🤖 AI Summary
This study addresses the limited understanding of how AI-powered programming assistants reshape coding practices in real-world, long-term software development. Leveraging a mixed-methods approach, it systematically investigates the longitudinal impact of AI tools on developer productivity, code quality, editing behaviors, code reuse, and context switching by integrating fine-grained IDE telemetry from 800 developers over two years with survey responses from 62 practitioners. This work presents the first large-scale, longitudinal telemetry-based evidence of the subtle yet profound behavioral shifts induced by AI assistants, overcoming the constraints of prior studies reliant on short-term experiments or subjective self-reports. Findings reveal that while AI users exhibit significantly higher code output, they also delete substantially more code; although developers perceive enhanced productivity, they consistently underestimate the extent of behavioral changes across other dimensions.
📝 Abstract
AI-powered coding assistants are rapidly becoming fixtures in professional IDEs, yet their sustained influence on everyday development remains poorly understood. Prior research has focused on short-term use or self-reported perceptions, leaving open questions about how sustained AI use reshapes actual daily coding practices in the long term.
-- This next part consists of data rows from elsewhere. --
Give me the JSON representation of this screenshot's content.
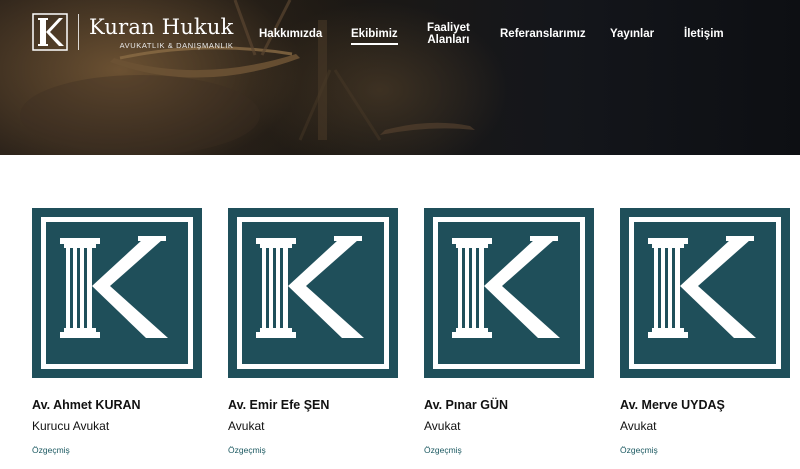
{
  "colors": {
    "brand_teal": "#1f4f5a",
    "link_teal": "#1d5a62",
    "header_text": "#ffffff",
    "body_text": "#111111"
  },
  "header": {
    "logo_letter": "K",
    "logo_title": "Kuran Hukuk",
    "logo_subtitle": "AVUKATLIK & DANIŞMANLIK",
    "background_icon": "scales-of-justice-icon"
  },
  "nav": {
    "items": [
      {
        "label": "Hakkımızda",
        "active": false
      },
      {
        "label": "Ekibimiz",
        "active": true
      },
      {
        "label_line1": "Faaliyet",
        "label_line2": "Alanları",
        "active": false
      },
      {
        "label": "Referanslarımız",
        "active": false
      },
      {
        "label": "Yayınlar",
        "active": false
      },
      {
        "label": "İletişim",
        "active": false
      }
    ]
  },
  "team": {
    "members": [
      {
        "name": "Av. Ahmet KURAN",
        "role": "Kurucu Avukat",
        "link": "Özgeçmiş",
        "photo_icon": "kuran-hukuk-k-logo-icon"
      },
      {
        "name": "Av. Emir Efe ŞEN",
        "role": "Avukat",
        "link": "Özgeçmiş",
        "photo_icon": "kuran-hukuk-k-logo-icon"
      },
      {
        "name": "Av. Pınar GÜN",
        "role": "Avukat",
        "link": "Özgeçmiş",
        "photo_icon": "kuran-hukuk-k-logo-icon"
      },
      {
        "name": "Av. Merve UYDAŞ",
        "role": "Avukat",
        "link": "Özgeçmiş",
        "photo_icon": "kuran-hukuk-k-logo-icon"
      }
    ]
  }
}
We address this gap with a mixed-method study of AI adoption in IDEs, combining longitudinal two-year fine-grained telemetry from 800 developers with a survey of 62 professionals. We analyze five dimensions of workflow change: productivity, code quality, code editing, code reuse, and context switching. Telemetry reveals that AI users produce substantially more code but also delete significantly more. Meanwhile, survey respondents report productivity gains and perceive minimal changes in other dimensions. Our results offer empirical insights into the silent restructuring of software workflows and provide implications for designing future AI-augmented tooling.